Other challenges await the soloist according to Salonga. “The ultimate challenge is to be able to sing each note and to be to relate each note to the entire composition. In other words, each note has a life on its own. It’s not like Liszt or Rachmaninoff where group of notes could act as a color or a layer. In this Chopin piece, they are all melodies regardless of whether it’s a run or a single tone.”

Before his advance studies in Cleveland, Salonga had been discovered by Rosario B. Licad (mother of Cecile) and also  trained under Marietta Cruz, Carmencita Arambulo and on to Roberta Rust in Florida. While in New York, he was also coached by Cecile Licad.

At the USC, Salonga is  under  Norman Krieger’s guidance.

He likes to think he learns many things from different teachers.

“Mr. Krieger gives direction to my playing. He teaches me how to use my tools and feelings to serve the music. He has wide range of ideas with sound. He gives me different ways on how to create colors matching the intent I have. As a person, he is realistic and he is practical. I love working with him.”
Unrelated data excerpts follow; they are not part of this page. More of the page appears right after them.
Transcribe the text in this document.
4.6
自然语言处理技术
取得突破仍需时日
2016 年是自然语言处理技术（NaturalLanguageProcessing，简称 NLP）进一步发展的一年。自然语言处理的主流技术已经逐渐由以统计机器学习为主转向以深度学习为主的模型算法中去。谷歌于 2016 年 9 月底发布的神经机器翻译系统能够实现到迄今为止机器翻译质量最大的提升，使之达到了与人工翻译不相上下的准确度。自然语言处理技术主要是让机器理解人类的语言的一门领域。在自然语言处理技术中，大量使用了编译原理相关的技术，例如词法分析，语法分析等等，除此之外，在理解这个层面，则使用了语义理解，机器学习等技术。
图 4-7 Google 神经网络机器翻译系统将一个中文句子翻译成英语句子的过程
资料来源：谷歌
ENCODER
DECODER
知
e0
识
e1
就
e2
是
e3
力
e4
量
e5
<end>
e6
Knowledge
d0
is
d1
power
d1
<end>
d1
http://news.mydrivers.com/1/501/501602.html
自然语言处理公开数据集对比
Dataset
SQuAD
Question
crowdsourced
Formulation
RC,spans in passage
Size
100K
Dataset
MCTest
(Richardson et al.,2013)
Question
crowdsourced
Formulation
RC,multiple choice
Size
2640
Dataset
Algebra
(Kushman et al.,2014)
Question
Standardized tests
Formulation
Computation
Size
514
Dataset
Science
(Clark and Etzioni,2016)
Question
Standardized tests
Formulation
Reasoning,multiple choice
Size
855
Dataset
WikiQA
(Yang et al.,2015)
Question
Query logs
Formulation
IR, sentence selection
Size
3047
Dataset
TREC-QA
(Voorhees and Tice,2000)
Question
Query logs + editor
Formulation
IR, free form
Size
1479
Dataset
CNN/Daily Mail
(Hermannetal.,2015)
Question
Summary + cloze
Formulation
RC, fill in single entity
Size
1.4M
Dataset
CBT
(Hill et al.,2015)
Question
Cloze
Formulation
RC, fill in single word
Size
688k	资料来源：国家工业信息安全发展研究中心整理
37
Before heading for California where he got a good scholarship package, Salonga also cited the lessons he got from Van Cliburn silver medalist Pompa-Baldi while he was in Cleveland. “He was quite young when I studied under him. This sometimes affected his ability to really articulate his thoughts. But he is a very great demonstrator in the sense that his guidance enabled me to see what approach you should take and what sound you should try to achieve. It was an advantage that he was fresh from the competition circuit [aside from the silver medal in the 2001 Cliburn, he won first prize in the Robert Casadesus and Marguerite Long International Piano Competitons]. By now, he knows what the circuit juries are looking for. I will always remember what he told me before I did Florida International many years back. He said, ‘Stop blabbing about nonsense… You worry too much. Just play well.’ The most important thing is that I learned more from his outlook in music, which is to always push oneself, and not be afraid to take risks and to always strive for perfection.”